Como diz André Souza Lemos: "O Ocidente não quer renunciar ao seu império? Não é isso, é pior: quer muito, mas não sabe como, nem como começar. Quer dizer, não sabe como recuar sem perder toda a sua força, toda a sua preciosa vantagem comparativa no plano econômico. Sem perder a palavra. Os caras falam em multipolaridade, em sociedade heterogênea, mas é uma caixa de Pandora que ninguém quer abrir.
Má notícia: a palavra está perdida. A conta nunca fechou, mas isso nunca foi um problema enquanto se pôde varrer a Arábia Saudita pra baixo do tapete. Enquanto se pôde varrer mais de meio mundo pra baixo do tapete.
Antes, bastavam o dinheiro dos bancos e os porta-aviões, mas nesse momento de crise, a narrativa que daria sentido à perda faz muita falta. Nesse caso, vale para a geopolítica o que vale pra vida da gente: na hora da diminuição é que a gente sente falta do humano em nós.Na adolescência, somos cheios de ousadia e bravata, mas quando o tempo passa e a força diminui, é preciso ter o que dizer para os mais novos. Mas o que podem dizer aos mais novos nações em que as pessoas não têm mais filhos? A ascensão da direita no ocidente é um estertor final, não uma esperança de retorno. Espero que não tentem mostrar do que ainda são capazes.
Vestindo o uniforme de policial, e de soldado, seja na França, na Inglaterra ou nos Estados Unidos, o que temos são homens chamados Ahmed, Gonzáles, Patel, Okwono... E mulheres... Defendendo uma ordem em nome de pessoas e lugares que aprenderam a amar, não mais das bandeiras. Dos valores, sim, mas eles (felizmente) não têm pátria, ou cor.
Ironicamente, os jovens que estão dispostos a dar a vida por alguma coisa abstrata - por alguma coisa estúpida - foram postos do lado de fora, simplesmente porque o moinho da ideologia parou de girar. E são centenas de milhares de anônimos, errando pelo mundo, com uma arma na mão, e com um computador na mochila.

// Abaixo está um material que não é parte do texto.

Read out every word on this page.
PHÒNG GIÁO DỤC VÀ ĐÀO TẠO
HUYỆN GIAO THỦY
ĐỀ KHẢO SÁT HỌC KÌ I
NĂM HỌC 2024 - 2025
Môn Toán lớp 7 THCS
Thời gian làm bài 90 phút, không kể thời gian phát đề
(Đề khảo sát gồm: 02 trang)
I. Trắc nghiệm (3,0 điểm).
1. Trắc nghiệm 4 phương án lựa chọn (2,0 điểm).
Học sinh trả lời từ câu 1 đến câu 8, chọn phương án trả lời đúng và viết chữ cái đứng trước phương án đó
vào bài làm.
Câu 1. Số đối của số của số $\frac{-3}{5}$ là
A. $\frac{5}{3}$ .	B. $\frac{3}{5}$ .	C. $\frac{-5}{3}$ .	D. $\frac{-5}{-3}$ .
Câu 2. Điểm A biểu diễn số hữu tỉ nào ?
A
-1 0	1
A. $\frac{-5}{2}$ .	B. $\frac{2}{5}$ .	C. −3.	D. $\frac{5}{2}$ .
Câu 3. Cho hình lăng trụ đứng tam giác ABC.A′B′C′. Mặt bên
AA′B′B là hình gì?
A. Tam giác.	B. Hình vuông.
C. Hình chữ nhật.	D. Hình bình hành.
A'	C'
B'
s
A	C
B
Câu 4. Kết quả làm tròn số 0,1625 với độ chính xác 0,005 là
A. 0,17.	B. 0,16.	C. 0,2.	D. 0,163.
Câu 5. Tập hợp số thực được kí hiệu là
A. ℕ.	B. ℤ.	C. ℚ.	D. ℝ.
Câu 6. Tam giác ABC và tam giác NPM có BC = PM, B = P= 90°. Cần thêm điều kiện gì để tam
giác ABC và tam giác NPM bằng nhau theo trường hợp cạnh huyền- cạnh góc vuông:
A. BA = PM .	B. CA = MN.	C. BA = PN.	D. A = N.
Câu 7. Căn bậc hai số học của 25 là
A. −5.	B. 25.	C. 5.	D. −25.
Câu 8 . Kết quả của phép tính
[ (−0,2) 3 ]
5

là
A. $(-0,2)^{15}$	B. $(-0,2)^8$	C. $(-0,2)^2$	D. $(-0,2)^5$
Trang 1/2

O ocidente ainda é uma máquina de geração de valor econômico, mas já é um mágico de Oz desmascarado. O Capitão América tirou a máscara, e era Dorian Grey. Os impérios coloniais europeus ruíram, mas os Estados Unidos ocuparam, mal ou bem, o seu lugar, ao menos pra manter as aparências. Ingleses e franceses fizeram muxoxos, mas se adaptaram. Os ingleses fizeram o melhor do rock'n roll, os franceses fizeram o melhor da filosofia. Quando caiu o muro de Berlim, parecia que a coisa ia engrenar. Nunca estivemos tão enganados.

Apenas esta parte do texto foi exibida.